Memoir, biography and travel book, The Monkey and the Dragon is a story about China like nothing you’ve ever read. This is a book about friendship, music, politics and life on the edge.
Linda Jaivin first met Taiwan pop star Hou Dejian in 1981. His song ‘Heirs of the Dragon’ was the unifying anthem of an awakening generation in Taiwan, Hong Kong and on mainland China.
In June 1983 Hou defected to communist China, a stunning and bizarre move which shocked his friends and fans. In 1989 he was one of the last hunger-strikers on Tiananmen Square where he saved the lives of thousands of protestors, and later, with Linda’s help, took refuge in the Australian Embassy in Beijing. After seventy days he returned to the streets but wouldn’t be silenced. In 1990 the authorities abducted him and put him on a fishing boat bound for Taiwan where he became a fengshui master. He still writes the occasional song.
Linda Jaivin was born in the United States, and graduated with honours in Asian history from Brown University. She studied, lived and worked for nine years in Taiwan, Hong Kong and China, before moving to Australia in 1986.
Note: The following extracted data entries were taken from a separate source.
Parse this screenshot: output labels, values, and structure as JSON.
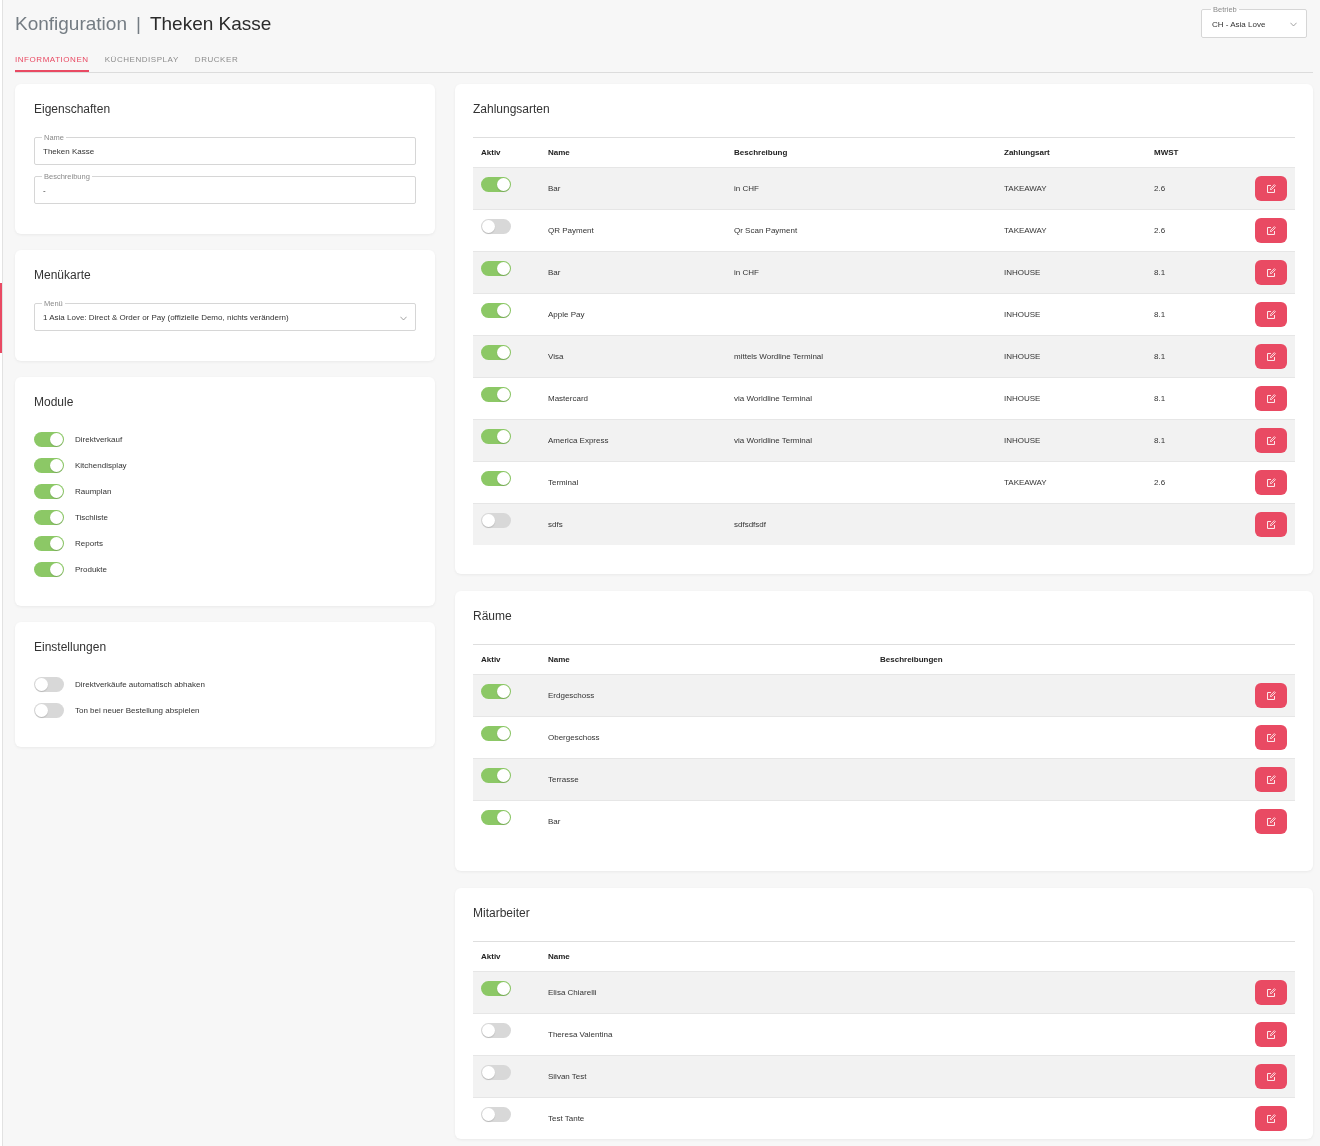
{
  "header": {
    "title": "Konfiguration",
    "separator": "|",
    "subtitle": "Theken Kasse",
    "business_select": {
      "label": "Betrieb",
      "value": "CH - Asia Love"
    }
  },
  "tabs": [
    {
      "label": "INFORMATIONEN",
      "selected": true
    },
    {
      "label": "KÜCHENDISPLAY",
      "selected": false
    },
    {
      "label": "DRUCKER",
      "selected": false
    }
  ],
  "properties": {
    "title": "Eigenschaften",
    "fields": [
      {
        "label": "Name",
        "value": "Theken Kasse"
      },
      {
        "label": "Beschreibung",
        "value": "-"
      }
    ]
  },
  "menu_card": {
    "title": "Menükarte",
    "select": {
      "label": "Menü",
      "value": "1 Asia Love: Direct & Order or Pay (offizielle Demo, nichts verändern)"
    }
  },
  "modules": {
    "title": "Module",
    "items": [
      {
        "label": "Direktverkauf",
        "on": true
      },
      {
        "label": "Kitchendisplay",
        "on": true
      },
      {
        "label": "Raumplan",
        "on": true
      },
      {
        "label": "Tischliste",
        "on": true
      },
      {
        "label": "Reports",
        "on": true
      },
      {
        "label": "Produkte",
        "on": true
      }
    ]
  },
  "settings": {
    "title": "Einstellungen",
    "items": [
      {
        "label": "Direktverkäufe automatisch abhaken",
        "on": false
      },
      {
        "label": "Ton bei neuer Bestellung abspielen",
        "on": false
      }
    ]
  },
  "payment_methods": {
    "title": "Zahlungsarten",
    "columns": [
      "Aktiv",
      "Name",
      "Beschreibung",
      "Zahlungsart",
      "MWST"
    ],
    "rows": [
      {
        "active": true,
        "name": "Bar",
        "description": "in CHF",
        "payment_type": "TAKEAWAY",
        "vat": "2.6"
      },
      {
        "active": false,
        "name": "QR Payment",
        "description": "Qr Scan Payment",
        "payment_type": "TAKEAWAY",
        "vat": "2.6"
      },
      {
        "active": true,
        "name": "Bar",
        "description": "in CHF",
        "payment_type": "INHOUSE",
        "vat": "8.1"
      },
      {
        "active": true,
        "name": "Apple Pay",
        "payment_type": "INHOUSE",
        "vat": "8.1"
      },
      {
        "active": true,
        "name": "Visa",
        "description": "mittels Wordline Terminal",
        "payment_type": "INHOUSE",
        "vat": "8.1"
      },
      {
        "active": true,
        "name": "Mastercard",
        "description": "via Worldline Terminal",
        "payment_type": "INHOUSE",
        "vat": "8.1"
      },
      {
        "active": true,
        "name": "America Express",
        "description": "via Worldline Terminal",
        "payment_type": "INHOUSE",
        "vat": "8.1"
      },
      {
        "active": true,
        "name": "Terminal",
        "payment_type": "TAKEAWAY",
        "vat": "2.6"
      },
      {
        "active": false,
        "name": "sdfs",
        "description": "sdfsdfsdf"
      }
    ]
  },
  "rooms": {
    "title": "Räume",
    "columns": [
      "Aktiv",
      "Name",
      "Beschreibungen"
    ],
    "rows": [
      {
        "active": true,
        "name": "Erdgeschoss"
      },
      {
        "active": true,
        "name": "Obergeschoss"
      },
      {
        "active": true,
        "name": "Terrasse"
      },
      {
        "active": true,
        "name": "Bar"
      }
    ]
  },
  "staff": {
    "title": "Mitarbeiter",
    "columns": [
      "Aktiv",
      "Name"
    ],
    "rows": [
      {
        "active": true,
        "name": "Elisa Chiarelli"
      },
      {
        "active": false,
        "name": "Theresa Valentina"
      },
      {
        "active": false,
        "name": "Silvan Test"
      },
      {
        "active": false,
        "name": "Test Tante"
      }
    ]
  }
}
In 1992 Jaivin co-edited the anthology New Ghosts, Old Dreams: Chinese Rebel Voices with Geremie Barmé. Her first novel, Eat Me, appeared in 1995, and was a bestseller in Australia and (as Mange-moi) in France, among other countries; it has been translated into a dozen foreign languages. She followed Eat Me with Rock n Roll Babes from Outer Space; Miles Walker, You’re Dead; the novella Dead Sexy; The Infernal Optimist, which was shortlisted for the Australian Literature Society Gold Medal; and A Most Immoral Woman, based on the affair between the Australian journalist George ‘Chinese’ Morrison and the American heiress Mae Perkins in China and Japan in 1904.
Jaivin has also written two works of non-fiction—the essay collection Confessions of an S&M Virgin and the China memoir The Monkey and the Dragon—along with numerous articles, stories and plays. She is a literary translator who has subtitled films by such leading Chinese directors as Chen Kaige (Farewell My Concubine) and Zhang Yimou (Hero).
Linda Jaivin lives in Sydney and is a visiting fellow in the School of Culture, History and Language at the Australian National University.